Monday, May 21, 2012

Would you allow a Murderer and an Adulterer to Pastor your Church?


By Tim Challies and found here:

There are not too many stories from the life of Jesus that made their way into all four of the biblical accounts of his life. Each of the authors writes for a different purpose or to a different audience and this leads them to different emphases. Yet one of the stories that each of them tells is Peter’s denial of Jesus. Peter’s darkest moment, his greatest shame, was included by all four of the gospel writers. Isn’t it interesting that in an account of the life of Jesus, all four of them veer for a little while into Peter’s life.

This raises two questions in my mind: How did the gospel writers know the details of this story and why do they all make mention of it? This story could so easily be the stuff of tabloids, meant to bring shame to Peter, to cause people to doubt his faith, to doubt that he could be a worthy leader in the early church. Why would all of the authors risk bringing further shame on this man?

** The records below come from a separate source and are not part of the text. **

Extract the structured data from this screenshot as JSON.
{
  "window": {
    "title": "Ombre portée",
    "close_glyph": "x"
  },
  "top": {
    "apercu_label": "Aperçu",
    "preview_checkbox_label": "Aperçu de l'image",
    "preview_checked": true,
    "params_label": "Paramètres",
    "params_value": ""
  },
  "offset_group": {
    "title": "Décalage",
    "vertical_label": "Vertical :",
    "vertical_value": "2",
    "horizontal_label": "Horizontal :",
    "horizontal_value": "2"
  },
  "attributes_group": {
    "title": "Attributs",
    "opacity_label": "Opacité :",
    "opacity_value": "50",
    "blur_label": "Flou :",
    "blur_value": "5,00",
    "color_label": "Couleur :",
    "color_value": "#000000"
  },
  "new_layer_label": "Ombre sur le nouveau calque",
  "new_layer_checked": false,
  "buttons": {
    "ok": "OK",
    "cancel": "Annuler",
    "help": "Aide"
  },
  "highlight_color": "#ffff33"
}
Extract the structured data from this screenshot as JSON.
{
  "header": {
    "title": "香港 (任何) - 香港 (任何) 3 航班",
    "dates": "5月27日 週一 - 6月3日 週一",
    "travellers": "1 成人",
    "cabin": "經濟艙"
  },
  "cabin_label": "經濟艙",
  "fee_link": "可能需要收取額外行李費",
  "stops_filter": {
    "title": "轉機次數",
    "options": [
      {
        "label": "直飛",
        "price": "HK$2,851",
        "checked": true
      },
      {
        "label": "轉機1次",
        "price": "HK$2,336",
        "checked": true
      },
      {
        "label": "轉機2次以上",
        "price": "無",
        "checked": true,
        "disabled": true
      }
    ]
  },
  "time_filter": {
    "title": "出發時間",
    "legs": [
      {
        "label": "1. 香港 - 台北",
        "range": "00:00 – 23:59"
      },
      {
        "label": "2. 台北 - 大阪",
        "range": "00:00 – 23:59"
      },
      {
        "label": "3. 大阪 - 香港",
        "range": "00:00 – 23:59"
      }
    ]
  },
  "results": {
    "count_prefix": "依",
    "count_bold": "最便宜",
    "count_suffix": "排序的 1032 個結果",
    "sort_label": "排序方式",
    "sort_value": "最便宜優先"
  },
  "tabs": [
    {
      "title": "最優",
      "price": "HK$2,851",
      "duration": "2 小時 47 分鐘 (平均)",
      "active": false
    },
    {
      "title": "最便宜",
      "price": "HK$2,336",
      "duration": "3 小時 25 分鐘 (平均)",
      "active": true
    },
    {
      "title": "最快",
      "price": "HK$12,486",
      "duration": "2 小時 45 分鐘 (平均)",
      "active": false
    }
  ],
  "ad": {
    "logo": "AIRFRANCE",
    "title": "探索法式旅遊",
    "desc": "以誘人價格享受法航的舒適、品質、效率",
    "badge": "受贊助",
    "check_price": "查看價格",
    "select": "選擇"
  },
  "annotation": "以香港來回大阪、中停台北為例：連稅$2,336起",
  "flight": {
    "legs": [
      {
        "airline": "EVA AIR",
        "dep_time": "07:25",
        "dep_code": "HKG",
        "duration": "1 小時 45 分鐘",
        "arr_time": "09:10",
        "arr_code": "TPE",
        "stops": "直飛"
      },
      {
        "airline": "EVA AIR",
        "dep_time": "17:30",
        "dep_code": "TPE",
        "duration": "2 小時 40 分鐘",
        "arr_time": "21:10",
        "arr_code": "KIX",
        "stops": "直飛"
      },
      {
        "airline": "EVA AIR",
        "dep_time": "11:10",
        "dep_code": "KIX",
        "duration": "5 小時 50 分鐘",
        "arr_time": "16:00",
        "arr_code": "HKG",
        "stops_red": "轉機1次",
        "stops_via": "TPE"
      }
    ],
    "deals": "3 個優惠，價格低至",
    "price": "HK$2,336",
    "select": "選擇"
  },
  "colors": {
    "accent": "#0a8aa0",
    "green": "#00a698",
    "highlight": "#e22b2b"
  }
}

All of the disciples were present when Jesus foretold that Peter would deny him, so there were many witnesses to that part of the story, but they had long since taken flight when Peter actually swore and called down judgment on himself if he was one of those men who knew Jesus. His darkest moment happened in the dark of night and he was the only witness to the whole account. How, then, did the gospel writers know what Peter had done? It seems clear that Peter must have told them. Even while this story must have caused him to blush in shame, he humbly told it to point to the Lord’s grace. Even today, two thousand years later, we rarely think of Peter without thinking of him as the man who sinned and was restored.

Why then did all four of the gospel writers include this story in their accounts of the crucifixion? At least in part because Peter’s fall and restoration was a crucial story of the power of the gospel, that even a man who betrayed Jesus, a man who turned away from Jesus at the most hurtful time, could be restored. The gospel could save even a man like Peter.

This makes me ask, Is my gospel big enough to account for a man who three times denied that he knew the Lord? Is it big enough to account for a man who spent all of those years with Jesus, only to desert him in the end? Is it big enough to allow a man like this to be a leader in the church? Is your gospel big enough for all of this?

What if David lived in our day and what if he was a leader in this little segment of the Christian world when he committed adultery and murder. Would your gospel be big enough to say that even a man like that could be forgiven and restored? I am not talking about things done before a person comes to know the Lord, but things done by those who profess faith, by those who have been given light, who see God for who he is.